Pashmina is the worlds’ most sought after natural fiber produced by Pashmina goat - a double-coated animal with an outer coat of long coarse guard hair and inner coat of shorter fine down fiber pashmina/cashmere. Pashmina fiber present an excellent model for studying hair biology due to annual cycle that exhibits seasonal rhythms with a well-defined and synchronized duration of fiber growth. Here, we present an expression database of significantly dysregulated genes between different fiber cycling stages viz active growth (anagen), fiber resting phase (telogen) and fiber regression phase (catagen). This web portal offers an informative and flexible ways to display gene expression profiles by specifying a gene name (e.g., (AKT2, SNRPE, FGF10, etc ),and its expression profiles (in FPKM) across different fiber developmental stages were displayed using heatmaps along-with the gene annotation. To facilitate visualization of expression profiles, enriched GO terms and pathways interactive heatmaps, scatter-plots, and chord-graphs are used. This is the first effort for enhancing data visibility and understanding essential biological mechanisms underlying complex agronomic traits in pashmina goat.

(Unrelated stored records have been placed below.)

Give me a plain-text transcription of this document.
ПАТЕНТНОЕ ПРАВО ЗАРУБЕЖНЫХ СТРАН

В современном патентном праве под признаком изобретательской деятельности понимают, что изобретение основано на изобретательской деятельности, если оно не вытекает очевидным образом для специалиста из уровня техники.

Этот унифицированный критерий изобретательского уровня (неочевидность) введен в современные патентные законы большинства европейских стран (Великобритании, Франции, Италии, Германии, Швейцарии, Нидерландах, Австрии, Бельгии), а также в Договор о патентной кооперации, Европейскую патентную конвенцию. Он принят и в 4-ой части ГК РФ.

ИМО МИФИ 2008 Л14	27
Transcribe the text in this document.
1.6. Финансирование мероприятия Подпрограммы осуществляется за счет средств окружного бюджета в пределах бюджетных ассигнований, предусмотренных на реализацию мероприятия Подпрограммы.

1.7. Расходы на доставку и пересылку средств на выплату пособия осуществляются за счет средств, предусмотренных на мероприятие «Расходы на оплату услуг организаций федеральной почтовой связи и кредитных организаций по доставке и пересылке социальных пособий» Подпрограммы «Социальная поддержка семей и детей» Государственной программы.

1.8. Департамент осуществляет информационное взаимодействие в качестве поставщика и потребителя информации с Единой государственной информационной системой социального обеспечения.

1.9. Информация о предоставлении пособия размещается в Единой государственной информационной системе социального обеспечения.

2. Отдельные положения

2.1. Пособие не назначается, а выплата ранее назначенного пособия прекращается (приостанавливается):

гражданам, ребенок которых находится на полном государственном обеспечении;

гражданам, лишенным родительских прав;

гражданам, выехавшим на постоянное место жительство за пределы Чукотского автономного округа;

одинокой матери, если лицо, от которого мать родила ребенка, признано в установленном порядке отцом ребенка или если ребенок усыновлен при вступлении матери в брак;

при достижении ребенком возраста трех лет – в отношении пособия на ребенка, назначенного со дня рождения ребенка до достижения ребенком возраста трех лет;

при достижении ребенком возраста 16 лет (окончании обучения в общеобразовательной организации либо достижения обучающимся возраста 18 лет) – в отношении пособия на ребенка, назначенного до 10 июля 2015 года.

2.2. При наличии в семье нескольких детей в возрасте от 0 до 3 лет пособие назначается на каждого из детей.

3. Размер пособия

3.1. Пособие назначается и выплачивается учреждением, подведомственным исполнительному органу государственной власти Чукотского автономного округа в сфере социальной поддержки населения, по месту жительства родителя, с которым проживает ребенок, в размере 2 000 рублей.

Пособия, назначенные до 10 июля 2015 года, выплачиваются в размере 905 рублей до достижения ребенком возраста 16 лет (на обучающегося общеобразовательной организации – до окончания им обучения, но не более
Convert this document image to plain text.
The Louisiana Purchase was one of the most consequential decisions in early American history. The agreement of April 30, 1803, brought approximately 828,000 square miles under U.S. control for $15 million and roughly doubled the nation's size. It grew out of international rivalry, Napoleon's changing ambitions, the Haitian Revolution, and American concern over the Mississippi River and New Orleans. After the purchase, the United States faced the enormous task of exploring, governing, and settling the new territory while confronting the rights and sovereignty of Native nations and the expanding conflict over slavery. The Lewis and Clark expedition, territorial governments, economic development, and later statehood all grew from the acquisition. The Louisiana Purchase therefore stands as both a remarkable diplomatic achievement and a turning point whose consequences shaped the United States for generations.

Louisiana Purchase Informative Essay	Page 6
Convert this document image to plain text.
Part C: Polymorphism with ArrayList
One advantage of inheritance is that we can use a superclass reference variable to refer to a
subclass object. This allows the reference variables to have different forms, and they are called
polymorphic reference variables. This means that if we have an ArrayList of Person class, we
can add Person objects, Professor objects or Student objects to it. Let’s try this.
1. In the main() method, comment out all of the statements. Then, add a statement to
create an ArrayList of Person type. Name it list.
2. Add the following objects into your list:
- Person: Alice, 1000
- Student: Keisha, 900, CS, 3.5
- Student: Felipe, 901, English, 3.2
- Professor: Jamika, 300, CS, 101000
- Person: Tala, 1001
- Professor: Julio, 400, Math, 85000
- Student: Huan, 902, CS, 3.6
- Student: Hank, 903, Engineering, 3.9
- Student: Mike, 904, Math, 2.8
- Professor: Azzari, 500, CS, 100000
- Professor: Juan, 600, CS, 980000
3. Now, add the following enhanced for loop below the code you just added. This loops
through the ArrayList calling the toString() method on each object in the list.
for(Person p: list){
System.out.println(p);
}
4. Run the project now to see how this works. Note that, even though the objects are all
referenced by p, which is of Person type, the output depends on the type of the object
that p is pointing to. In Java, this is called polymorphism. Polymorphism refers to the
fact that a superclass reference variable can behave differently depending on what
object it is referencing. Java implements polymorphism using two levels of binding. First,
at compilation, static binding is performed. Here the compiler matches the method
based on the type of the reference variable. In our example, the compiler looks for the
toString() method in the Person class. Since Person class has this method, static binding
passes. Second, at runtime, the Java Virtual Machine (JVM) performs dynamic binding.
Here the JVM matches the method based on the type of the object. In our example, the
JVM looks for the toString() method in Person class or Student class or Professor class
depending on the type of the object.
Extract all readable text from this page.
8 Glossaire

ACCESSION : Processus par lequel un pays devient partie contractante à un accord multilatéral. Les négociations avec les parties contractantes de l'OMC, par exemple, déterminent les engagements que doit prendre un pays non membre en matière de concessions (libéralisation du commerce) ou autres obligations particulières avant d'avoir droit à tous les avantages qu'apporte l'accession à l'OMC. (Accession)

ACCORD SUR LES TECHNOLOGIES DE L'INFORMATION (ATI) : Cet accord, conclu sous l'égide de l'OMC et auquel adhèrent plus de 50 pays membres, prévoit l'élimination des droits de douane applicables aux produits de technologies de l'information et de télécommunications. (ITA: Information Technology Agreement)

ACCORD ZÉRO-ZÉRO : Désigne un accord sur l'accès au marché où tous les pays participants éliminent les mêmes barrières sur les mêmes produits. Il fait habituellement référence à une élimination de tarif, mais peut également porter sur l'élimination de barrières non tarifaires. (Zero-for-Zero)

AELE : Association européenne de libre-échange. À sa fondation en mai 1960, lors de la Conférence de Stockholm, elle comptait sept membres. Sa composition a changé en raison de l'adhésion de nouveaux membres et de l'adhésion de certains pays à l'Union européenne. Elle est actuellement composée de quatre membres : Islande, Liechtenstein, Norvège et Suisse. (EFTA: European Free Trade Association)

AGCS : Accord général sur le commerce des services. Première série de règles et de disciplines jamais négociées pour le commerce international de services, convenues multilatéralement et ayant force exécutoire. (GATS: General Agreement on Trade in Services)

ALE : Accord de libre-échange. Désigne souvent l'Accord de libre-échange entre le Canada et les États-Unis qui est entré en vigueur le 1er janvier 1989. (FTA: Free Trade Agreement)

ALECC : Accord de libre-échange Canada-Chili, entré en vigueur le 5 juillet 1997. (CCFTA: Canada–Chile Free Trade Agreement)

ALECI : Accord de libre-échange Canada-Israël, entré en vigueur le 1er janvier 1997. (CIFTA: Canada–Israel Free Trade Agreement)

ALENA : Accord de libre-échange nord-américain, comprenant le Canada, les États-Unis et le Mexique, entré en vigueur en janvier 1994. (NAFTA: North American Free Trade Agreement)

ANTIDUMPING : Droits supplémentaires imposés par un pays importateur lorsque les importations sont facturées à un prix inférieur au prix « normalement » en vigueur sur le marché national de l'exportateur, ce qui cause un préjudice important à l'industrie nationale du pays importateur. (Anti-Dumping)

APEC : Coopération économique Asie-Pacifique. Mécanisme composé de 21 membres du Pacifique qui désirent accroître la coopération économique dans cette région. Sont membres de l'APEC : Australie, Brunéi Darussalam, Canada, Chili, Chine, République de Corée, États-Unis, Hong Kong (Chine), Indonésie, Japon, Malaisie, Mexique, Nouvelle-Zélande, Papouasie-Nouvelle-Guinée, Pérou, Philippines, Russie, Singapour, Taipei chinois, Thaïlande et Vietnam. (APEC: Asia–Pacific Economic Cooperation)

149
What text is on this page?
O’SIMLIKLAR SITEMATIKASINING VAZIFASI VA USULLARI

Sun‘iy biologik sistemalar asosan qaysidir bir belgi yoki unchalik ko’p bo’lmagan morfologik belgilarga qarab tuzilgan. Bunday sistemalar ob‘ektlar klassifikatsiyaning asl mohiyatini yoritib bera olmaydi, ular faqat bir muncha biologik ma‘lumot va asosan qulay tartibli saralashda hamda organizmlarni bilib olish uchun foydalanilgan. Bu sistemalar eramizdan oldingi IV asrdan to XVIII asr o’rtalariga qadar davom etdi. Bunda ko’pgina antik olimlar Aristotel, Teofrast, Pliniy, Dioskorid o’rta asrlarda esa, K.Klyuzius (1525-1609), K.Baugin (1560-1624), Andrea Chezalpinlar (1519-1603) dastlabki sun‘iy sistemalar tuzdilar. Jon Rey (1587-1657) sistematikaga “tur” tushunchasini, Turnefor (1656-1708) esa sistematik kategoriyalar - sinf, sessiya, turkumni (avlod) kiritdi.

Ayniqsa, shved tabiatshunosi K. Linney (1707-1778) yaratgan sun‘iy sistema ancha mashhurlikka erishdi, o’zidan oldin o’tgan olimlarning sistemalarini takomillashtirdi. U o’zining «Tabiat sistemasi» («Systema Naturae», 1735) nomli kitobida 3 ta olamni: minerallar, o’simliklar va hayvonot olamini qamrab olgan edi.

PHP v5.6 and Perl v5.6 are used for server-side programming, MySQL v5.7 for data storage and AJAX (Asynchronous JavaScript and XML) for data retrieving from the database. The database has been thoroughly tested on the commonly available web-browsers like Google chrome, Safari, Mozilla Firefox and Internet explorer. It supports text query where user can input gene name in the search box. The search results present the information on level of gene expression in different fiber developmental stages, their function, pathway(s) involved in, protein class, GO terms and protein-protein interaction network.
Three unrelated pashmina goats of the same age (26 months) and sex (doves) were taken at four stages (Catagen-C, Telogen-T, early Anagen-eA and late Anagen-lA) revealed a total of 2116 DEGs for four sequential transition phases (CT, TA, eA/lA and AC).